With the Patriots AI destroyed, the war economy enters a slump and the PMC’s aren’t very happy about losing a sizeable chunk of income. Raiden, bringer of justice and protector of the weak, is determined to stop the senseless killing. A knowledge of MGS4’s story is useful, but Rising implies a lot of the Raiden’s backstory without being overly verbose or patronising.

But don’t be expecting anywhere near the storytelling calibre of other Kojima productions. Unsettling subjects such as child soldiers, moral grey areas and exploitation of vagrants work towards some potentially hard-hitting revelations. Rising almost arrives at twist of Metal Gear proportions, but it’s quickly ignored in favour of getting you to turn more cyborgs into circuit boards.

While much of the story boils down to an earpiece telling you to kill the cackling baddie set on world destruction, if you look hard enough you’ll find Kojima’s greater themes, especially if you’ve followed the series’ fiction.

 

Picture by game.123.com

 

Kojima’s ‘stealth espionage action’ elements, however, don’t shine through so well in Rising. About a third of confrontations can be avoided completely if you choose to.

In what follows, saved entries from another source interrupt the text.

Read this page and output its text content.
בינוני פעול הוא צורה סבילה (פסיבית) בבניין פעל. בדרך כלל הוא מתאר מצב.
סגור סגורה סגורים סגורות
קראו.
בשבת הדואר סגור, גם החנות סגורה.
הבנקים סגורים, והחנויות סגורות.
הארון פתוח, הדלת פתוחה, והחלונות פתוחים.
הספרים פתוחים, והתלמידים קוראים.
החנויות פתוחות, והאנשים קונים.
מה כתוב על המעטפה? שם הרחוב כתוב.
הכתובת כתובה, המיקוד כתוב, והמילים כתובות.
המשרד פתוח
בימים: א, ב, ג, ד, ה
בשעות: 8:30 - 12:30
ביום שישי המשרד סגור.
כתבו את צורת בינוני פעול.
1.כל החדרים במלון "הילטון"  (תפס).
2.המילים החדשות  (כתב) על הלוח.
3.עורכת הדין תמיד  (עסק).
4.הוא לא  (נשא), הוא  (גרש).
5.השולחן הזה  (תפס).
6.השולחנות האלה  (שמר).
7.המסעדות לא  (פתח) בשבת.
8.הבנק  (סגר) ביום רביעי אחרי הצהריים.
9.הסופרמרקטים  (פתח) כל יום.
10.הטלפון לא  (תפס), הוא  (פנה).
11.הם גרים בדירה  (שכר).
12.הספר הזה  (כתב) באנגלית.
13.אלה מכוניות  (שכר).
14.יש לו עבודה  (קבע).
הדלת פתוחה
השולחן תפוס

Boxes, oil drums and girly mags (albiet replaced with 3D holograms for depth-craving cyborgs) attempt to recreate MGS4’s stealth elements, with the addition of Raiden’s see-through-walls visor. Without the ability to walk, crawl or fire ranged weapons, chopping people up dwarfs sneaking in terms of depth.

Avoiding combat sequences and progressing without being stopped by invisible walls is rewarding, but having your cover blown because you couldn’t control your character right isn’t fun. Extravagantly running through a target with a sword is your ‘silent takedown’ option. It sums up Rising’s clumsy and unsubtle stealth experience.

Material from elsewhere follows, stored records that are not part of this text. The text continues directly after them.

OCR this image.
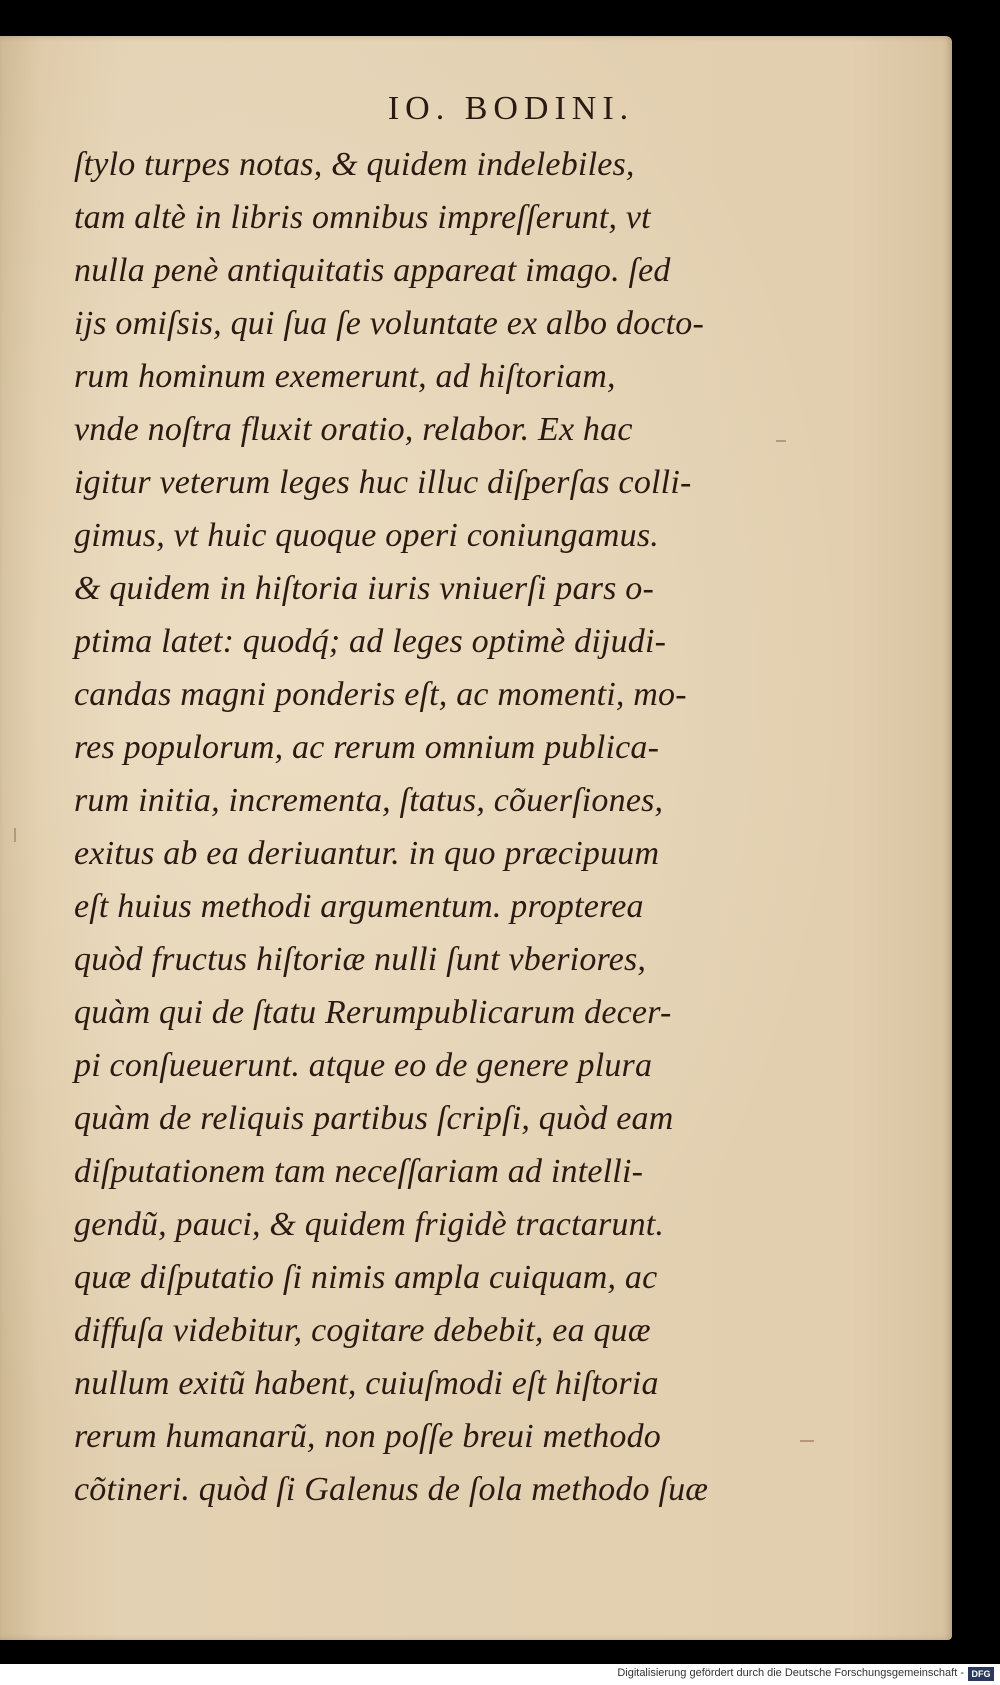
IO. BODINI.
ſtylo turpes notas, & quidem indelebiles,
tam altè in libris omnibus impreſſerunt, vt
nulla penè antiquitatis appareat imago. ſed
ijs omiſsis, qui ſua ſe voluntate ex albo docto-
rum hominum exemerunt, ad hiſtoriam,
vnde noſtra fluxit oratio, relabor. Ex hac
igitur veterum leges huc illuc diſperſas colli-
gimus, vt huic quoque operi coniungamus.
& quidem in hiſtoria iuris vniuerſi pars o-
ptima latet: quodq́; ad leges optimè dijudi-
candas magni ponderis eſt, ac momenti, mo-
res populorum, ac rerum omnium publica-
rum initia, incrementa, ſtatus, cõuerſiones,
exitus ab ea deriuantur. in quo præcipuum
eſt huius methodi argumentum. propterea
quòd fructus hiſtoriæ nulli ſunt vberiores,
quàm qui de ſtatu Rerumpublicarum decer-
pi conſueuerunt. atque eo de genere plura
quàm de reliquis partibus ſcripſi, quòd eam
diſputationem tam neceſſariam ad intelli-
gendũ, pauci, & quidem frigidè tractarunt.
quæ diſputatio ſi nimis ampla cuiquam, ac
diffuſa videbitur, cogitare debebit, ea quæ
nullum exitũ habent, cuiuſmodi eſt hiſtoria
rerum humanarũ, non poſſe breui methodo
cõtineri. quòd ſi Galenus de ſola methodo ſuæ
Digitalisierung gefördert durch die Deutsche Forschungsgemeinschaft - DFG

Ignoring stealth and getting into swordplay allows you to upgrade your blade in addition to the weapons you pick up from bosses. Used in conjunction with your blade, they shake up the pace of your attacks. Without these weapons, the first few hours of the game feel very repetitive. The corridor levels pair you against the similar enemies in increasing numbers which kill enjoyment, particularly when difficulty spikes.

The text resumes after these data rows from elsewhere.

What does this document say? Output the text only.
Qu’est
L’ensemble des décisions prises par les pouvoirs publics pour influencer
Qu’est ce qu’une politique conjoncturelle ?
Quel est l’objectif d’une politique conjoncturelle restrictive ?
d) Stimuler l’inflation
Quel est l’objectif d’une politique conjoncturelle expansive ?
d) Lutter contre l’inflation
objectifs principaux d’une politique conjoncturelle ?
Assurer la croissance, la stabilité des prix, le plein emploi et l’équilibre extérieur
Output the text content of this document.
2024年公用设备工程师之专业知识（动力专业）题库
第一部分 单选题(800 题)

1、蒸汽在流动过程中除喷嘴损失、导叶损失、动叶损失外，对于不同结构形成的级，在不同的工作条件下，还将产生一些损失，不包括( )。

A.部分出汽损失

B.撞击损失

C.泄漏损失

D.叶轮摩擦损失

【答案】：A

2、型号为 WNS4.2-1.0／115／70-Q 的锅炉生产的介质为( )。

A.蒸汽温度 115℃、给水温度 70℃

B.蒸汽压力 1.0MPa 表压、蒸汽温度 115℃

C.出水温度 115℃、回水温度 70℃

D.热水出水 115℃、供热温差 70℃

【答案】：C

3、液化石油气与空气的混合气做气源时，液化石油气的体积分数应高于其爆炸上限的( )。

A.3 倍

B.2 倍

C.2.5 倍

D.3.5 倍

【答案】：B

Much like Bayonetta, rising gets better on the second playthrough – I only mastered the flow of battle in one of the final bosses. Additional weapons, secret upgrades and VR missions to find will give you reason to dip back in to some levels – but you’ll want to avoid the more tedious missions.

 

Picture by game.123.com

 

Rising’s swordplay always feels good – it combines the weight and rhythm of traditional hack and slash with a precision the genre has never had.

While the narrative and environments fall flat, mastering the power Raiden’s blade beams with might and style. It’s not a perfect fusion of Metal Gear stealth and Platinum action. It’s a challenging hack & slash with Platinum’s golden mechanics pushed into the world of Metal Gear – but sometimes it just doesn’t fit.